The end of the bailout programmes will mean “regaining the freedom to choose, shape and exercise policy,” Labour, Social Insurance and Social Solidarity Minister Efi Achtsioglou said in an interview with the Athens-Macedonian News Agency (ANA) released on Sunday.

“With the successful completion of the programme the present government is delivering the foremost commitment it made to Greek society in 2015,” she added, while the aim in the period following the memorandums was to make its social policy universal and support a broader social majority, not only the very weakest sections of society.

“We now have the tools to achieve this,” Achtsioglou said, indicating that a first outline of these will be presented by the prime minister at the Thessaloniki International Fair in two weeks time.
“…on the one hand, we have established firm foundations in crucial areas of the social state that I mentioned above, while on the other hand we have ensured the required fiscal space that allows us to intervene positively. The prime minister’s announcements at TIF will make specific the more than 750 million euros of available fiscal space for 2019 in relief and social benefits that will serve as the ‘tracer ammunition’ for this effort,” she said.

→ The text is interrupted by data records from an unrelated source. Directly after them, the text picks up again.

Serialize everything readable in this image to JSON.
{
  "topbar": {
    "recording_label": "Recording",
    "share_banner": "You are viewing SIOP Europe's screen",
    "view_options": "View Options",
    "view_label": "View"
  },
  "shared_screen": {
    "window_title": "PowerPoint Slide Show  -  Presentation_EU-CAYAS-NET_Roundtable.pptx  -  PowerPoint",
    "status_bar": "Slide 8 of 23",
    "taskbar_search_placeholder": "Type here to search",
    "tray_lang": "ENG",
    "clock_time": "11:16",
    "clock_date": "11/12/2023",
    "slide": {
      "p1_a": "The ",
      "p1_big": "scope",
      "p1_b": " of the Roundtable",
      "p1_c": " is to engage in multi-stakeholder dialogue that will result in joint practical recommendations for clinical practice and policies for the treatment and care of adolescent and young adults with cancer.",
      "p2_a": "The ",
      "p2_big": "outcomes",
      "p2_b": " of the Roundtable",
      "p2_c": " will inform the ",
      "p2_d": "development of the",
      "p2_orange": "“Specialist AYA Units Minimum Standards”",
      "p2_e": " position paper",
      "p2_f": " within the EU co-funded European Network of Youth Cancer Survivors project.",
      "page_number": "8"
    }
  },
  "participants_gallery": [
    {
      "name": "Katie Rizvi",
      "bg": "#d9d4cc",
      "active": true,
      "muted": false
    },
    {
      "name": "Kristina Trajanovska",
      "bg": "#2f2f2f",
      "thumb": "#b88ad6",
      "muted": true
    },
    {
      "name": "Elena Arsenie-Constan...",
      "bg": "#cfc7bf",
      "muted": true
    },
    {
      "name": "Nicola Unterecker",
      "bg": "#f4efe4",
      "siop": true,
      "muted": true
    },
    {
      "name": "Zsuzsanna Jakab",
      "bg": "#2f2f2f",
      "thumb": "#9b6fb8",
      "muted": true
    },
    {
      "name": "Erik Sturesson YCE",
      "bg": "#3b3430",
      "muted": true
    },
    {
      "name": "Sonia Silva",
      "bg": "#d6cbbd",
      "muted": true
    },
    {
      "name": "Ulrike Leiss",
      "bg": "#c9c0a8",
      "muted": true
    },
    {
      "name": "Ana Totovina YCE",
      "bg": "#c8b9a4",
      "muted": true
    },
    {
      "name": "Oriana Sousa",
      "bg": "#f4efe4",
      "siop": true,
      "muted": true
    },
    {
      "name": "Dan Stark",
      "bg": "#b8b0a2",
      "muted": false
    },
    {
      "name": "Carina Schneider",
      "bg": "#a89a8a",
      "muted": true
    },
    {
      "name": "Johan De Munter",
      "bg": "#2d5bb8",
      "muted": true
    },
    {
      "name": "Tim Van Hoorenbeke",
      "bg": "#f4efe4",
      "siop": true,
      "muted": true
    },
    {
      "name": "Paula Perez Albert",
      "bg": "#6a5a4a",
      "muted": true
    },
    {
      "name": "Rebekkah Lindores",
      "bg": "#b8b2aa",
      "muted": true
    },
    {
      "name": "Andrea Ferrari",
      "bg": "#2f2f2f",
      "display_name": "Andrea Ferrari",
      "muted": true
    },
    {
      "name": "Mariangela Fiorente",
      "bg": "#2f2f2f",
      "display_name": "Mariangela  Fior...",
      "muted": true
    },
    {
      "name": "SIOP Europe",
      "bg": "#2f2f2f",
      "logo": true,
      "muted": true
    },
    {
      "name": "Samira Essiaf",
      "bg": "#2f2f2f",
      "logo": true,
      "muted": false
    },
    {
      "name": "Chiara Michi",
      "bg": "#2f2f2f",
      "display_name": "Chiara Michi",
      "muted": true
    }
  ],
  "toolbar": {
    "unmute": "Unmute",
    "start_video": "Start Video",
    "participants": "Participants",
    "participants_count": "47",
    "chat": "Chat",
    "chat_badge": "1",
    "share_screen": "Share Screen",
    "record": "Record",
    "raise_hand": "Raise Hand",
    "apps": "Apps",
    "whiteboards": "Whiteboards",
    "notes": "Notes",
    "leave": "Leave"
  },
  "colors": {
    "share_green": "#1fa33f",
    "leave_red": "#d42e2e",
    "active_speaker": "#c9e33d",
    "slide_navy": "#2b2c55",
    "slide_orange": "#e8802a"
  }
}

In a detailed explanation to ANA on the post-programme landscape for wage earners, Achtsioglou described the steps toward fully restoring the basic principles of collective bargaining, extensibility and ‘best agreement’ principle – preventing employers from offering lower wages and conditions than those of sectoral collective agreements. She also indicated that an increase in the minimum wage was imminent, after an evaluation expected to take roughly four months.
The bottom line, she added, was that “thousands of workers will see an immediate improvement in their available income.”

Talking about the pension cuts demanded by Greece’s creditors and have yet to come into effect, Achtsioglou said that Athens was sticking to its guns on a technical level, considering the cuts unnecessary, while the political climate in Europe was currently much more favourably inclined toward Greece than it had been during the second review, as indicated by European Commissioner Pierre Moscovici in his statements.

“Labour issues are a clear dividing line between the government and main opposition,” she added, giving an indication on what is likely to follow leading up toward the next elections in 2019.